We propose a new and more explanatory abstraction, a limiting path, which lists the events that must occur in sequence before a web page loads or responds to user input. The only way to speed up the page is to optimize the limiting path; other unrelated events can be ignored. Replay’s upcoming performance analysis is centered on limiting paths: it computes these paths for any event of interest in a recording of a page’s execution, and analyzes how time was spent along the path. This makes it easy both to optimize the page and to precisely identify performance regressions, including in CI.
While these techniques apply to any web page, our focus is on React applications, which have a lot of implicit and asynchronous behavior that is difficult to understand and optimize.

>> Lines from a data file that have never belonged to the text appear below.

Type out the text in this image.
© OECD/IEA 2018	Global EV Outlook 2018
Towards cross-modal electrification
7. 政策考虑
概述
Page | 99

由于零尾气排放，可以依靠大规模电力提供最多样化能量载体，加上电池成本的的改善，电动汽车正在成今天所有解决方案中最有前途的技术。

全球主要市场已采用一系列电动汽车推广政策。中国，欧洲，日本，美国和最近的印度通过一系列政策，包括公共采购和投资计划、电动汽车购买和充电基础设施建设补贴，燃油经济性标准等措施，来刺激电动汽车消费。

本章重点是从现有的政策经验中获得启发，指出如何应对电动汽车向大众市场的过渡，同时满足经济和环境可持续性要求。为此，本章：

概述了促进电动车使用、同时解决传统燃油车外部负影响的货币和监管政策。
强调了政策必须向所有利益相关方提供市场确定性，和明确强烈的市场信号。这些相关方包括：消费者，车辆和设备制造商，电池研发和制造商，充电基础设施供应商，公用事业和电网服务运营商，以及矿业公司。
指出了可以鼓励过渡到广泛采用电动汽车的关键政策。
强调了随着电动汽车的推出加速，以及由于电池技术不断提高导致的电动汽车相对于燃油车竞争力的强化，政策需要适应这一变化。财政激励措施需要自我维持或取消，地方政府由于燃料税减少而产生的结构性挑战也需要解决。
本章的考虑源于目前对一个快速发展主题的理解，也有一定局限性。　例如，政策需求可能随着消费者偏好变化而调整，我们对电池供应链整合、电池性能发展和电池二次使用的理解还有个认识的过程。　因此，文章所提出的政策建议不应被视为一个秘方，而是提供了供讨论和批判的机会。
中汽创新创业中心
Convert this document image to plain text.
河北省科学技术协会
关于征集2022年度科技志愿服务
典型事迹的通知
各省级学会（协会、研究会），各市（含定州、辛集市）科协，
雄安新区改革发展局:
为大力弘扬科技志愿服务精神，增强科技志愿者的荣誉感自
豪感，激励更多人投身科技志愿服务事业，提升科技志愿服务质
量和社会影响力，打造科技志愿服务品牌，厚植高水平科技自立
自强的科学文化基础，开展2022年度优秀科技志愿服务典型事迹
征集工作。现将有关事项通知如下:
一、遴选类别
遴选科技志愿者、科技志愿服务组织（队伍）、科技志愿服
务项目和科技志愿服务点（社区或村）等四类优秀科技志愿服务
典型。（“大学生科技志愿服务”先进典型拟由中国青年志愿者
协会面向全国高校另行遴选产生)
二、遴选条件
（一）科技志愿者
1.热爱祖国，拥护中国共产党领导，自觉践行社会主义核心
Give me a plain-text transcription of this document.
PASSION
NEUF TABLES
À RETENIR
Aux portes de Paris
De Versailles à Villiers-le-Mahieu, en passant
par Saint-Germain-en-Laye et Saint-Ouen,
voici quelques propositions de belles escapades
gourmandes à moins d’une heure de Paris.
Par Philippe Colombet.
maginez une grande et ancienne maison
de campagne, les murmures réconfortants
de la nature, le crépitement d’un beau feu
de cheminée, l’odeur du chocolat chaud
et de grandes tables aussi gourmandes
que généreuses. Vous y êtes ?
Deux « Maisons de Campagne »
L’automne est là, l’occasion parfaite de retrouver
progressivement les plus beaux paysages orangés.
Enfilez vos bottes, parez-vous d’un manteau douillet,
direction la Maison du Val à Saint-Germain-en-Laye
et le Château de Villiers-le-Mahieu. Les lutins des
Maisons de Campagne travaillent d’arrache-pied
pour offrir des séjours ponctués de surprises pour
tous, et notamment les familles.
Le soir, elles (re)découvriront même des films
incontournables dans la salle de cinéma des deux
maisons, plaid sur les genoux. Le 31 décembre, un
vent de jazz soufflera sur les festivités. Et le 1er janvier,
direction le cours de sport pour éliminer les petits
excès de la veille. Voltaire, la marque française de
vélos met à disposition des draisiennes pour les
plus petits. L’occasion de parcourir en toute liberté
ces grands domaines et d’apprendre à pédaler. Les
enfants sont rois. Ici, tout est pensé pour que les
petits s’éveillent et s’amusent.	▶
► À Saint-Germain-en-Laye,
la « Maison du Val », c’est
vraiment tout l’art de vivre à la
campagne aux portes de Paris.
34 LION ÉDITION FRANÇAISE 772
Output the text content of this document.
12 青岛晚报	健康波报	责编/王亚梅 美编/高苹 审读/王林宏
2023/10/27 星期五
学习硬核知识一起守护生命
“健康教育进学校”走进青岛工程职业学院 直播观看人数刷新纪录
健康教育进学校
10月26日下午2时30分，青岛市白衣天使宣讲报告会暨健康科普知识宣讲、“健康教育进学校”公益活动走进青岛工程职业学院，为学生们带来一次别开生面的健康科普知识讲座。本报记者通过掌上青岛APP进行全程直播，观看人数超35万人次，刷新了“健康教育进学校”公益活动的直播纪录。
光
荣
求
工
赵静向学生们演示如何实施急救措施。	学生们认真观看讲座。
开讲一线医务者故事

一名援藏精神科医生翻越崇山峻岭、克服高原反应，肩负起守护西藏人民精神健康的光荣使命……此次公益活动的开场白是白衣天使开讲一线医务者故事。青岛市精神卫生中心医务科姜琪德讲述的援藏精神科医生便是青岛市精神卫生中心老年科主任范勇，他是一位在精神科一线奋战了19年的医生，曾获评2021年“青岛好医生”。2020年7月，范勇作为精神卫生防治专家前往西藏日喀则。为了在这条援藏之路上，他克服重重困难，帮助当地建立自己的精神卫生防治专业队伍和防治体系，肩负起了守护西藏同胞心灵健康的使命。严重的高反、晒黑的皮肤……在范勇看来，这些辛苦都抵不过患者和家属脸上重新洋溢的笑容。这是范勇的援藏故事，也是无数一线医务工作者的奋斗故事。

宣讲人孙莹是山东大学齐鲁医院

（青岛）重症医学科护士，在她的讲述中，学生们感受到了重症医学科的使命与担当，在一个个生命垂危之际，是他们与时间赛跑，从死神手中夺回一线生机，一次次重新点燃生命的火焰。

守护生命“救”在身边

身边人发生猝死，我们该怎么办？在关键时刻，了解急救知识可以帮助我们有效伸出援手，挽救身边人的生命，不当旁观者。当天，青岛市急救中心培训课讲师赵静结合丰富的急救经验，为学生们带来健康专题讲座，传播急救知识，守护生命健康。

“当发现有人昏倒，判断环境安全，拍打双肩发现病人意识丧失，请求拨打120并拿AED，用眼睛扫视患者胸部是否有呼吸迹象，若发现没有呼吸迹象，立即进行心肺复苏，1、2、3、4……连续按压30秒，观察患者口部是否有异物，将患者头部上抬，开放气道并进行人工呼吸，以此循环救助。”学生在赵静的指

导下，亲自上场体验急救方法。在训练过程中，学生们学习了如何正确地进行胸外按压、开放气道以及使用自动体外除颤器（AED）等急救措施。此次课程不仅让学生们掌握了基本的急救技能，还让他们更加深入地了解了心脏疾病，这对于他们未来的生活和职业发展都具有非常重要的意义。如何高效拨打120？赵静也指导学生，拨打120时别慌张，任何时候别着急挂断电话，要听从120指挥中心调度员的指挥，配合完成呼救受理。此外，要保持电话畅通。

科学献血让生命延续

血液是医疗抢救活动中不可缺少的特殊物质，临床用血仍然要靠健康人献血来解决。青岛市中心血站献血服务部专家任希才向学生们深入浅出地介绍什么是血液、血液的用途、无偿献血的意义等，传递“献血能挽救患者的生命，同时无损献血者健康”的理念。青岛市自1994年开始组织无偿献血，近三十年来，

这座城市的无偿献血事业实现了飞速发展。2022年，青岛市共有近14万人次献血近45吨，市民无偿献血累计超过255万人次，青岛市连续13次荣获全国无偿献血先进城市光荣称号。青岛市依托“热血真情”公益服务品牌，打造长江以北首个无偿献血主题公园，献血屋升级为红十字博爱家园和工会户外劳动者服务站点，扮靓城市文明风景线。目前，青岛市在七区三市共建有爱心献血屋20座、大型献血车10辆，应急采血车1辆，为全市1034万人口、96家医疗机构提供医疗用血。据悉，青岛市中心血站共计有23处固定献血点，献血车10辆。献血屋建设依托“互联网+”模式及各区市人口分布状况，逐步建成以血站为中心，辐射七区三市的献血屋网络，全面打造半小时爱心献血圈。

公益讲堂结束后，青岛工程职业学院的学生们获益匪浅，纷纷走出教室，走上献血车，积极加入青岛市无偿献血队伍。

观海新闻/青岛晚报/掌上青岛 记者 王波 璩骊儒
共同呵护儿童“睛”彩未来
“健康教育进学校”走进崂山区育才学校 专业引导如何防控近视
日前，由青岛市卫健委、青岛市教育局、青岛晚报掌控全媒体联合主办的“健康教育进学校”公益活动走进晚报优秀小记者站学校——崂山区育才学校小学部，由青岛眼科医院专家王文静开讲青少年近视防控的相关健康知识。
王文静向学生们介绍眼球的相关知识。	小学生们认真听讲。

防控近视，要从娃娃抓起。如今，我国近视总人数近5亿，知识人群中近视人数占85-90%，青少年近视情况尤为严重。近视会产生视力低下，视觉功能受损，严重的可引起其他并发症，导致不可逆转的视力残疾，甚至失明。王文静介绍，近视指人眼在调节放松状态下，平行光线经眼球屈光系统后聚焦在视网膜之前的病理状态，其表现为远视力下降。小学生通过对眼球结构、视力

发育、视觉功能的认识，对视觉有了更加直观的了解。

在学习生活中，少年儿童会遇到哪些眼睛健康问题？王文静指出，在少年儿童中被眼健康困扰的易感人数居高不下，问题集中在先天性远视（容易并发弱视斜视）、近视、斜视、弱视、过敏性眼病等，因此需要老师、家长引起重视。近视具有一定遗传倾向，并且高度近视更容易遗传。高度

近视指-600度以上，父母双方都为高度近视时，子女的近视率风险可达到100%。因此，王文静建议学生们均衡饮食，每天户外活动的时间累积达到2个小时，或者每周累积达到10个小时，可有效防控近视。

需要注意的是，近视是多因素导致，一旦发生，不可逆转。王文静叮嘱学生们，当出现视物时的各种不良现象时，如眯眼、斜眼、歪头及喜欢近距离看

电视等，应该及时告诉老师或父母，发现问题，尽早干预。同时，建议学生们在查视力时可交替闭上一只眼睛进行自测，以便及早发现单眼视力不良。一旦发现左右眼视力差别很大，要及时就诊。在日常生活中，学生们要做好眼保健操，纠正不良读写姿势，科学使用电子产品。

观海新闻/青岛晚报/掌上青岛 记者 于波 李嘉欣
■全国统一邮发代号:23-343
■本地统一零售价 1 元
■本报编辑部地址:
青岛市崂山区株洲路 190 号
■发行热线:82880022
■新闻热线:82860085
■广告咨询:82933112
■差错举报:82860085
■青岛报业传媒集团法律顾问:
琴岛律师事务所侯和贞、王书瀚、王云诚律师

In the rest of this post we’ll describe a real world regression in Replay’s devtools we investigated, the limitations of existing tooling investigating this regression, and how limiting paths highlight the problem immediately. Our main focus is on network regressions, but towards the end we also discuss overhead due to main thread computation.
Replay’s performance analysis will enter closed beta this summer. Join our waitlist here to get access when it’s available.
A recent change to Replay’s devtools added the logic below to the App function which is used to render one of the top level React components in the devtools.
const App = ({ apiKey }) => {
// ... initialization ...
const [token, setToken] = useState(apiKey ? { token: apiKey } : undefined);
useEffect(() => {
async function fetchToken() {
const response = await fetch("/api/token");
const token = response.ok ? await response.text() : undefined;
setToken({ token });
}
if (!token) {
fetchToken();
}
}, [token, setToken]);
if (!token) {
return;
}
// ... continue rendering page components ...
};
This change does not impact the rendering flow when the user is already logged in, but when the user is not logged in it has the effect of creating an extra network call that blocks the page from loading.
When the user is not logged in the apiKey prop will be null, and the first time the App component renders an early return is taken because no token is available. The useEffect hook runs after the first render, triggers a fetch on /api/token, and when that fetch returns the token will be set. This triggers a rerender of the component with the new token and the page load resumes.
The main tool developers have to investigate network related performance issues is a network waterfall chart, which is available in Chrome’s devtools as well as other performance tools. Below is a waterfall for loading Replay’s devtools with the above regression present.
https://lh7-us.googleusercontent.com/Upxs2TqcliblwGLw9eCy6bEuV6g0esJFm_qx2HwQoA4SG7JcpXILmzbplisIgXpey1Fa416A_hJqBCpQHVXfMCSSy0GQMiQwrnrxqBx39Z2qNqLEtvu4kYY0tsuiTS_6oDi1o-bJBKE5abt0bT5YoW0
Each row in this chart is a network request, with columns for the request information and the waterfall itself on the right to show timings for when each request was initiated and later completed.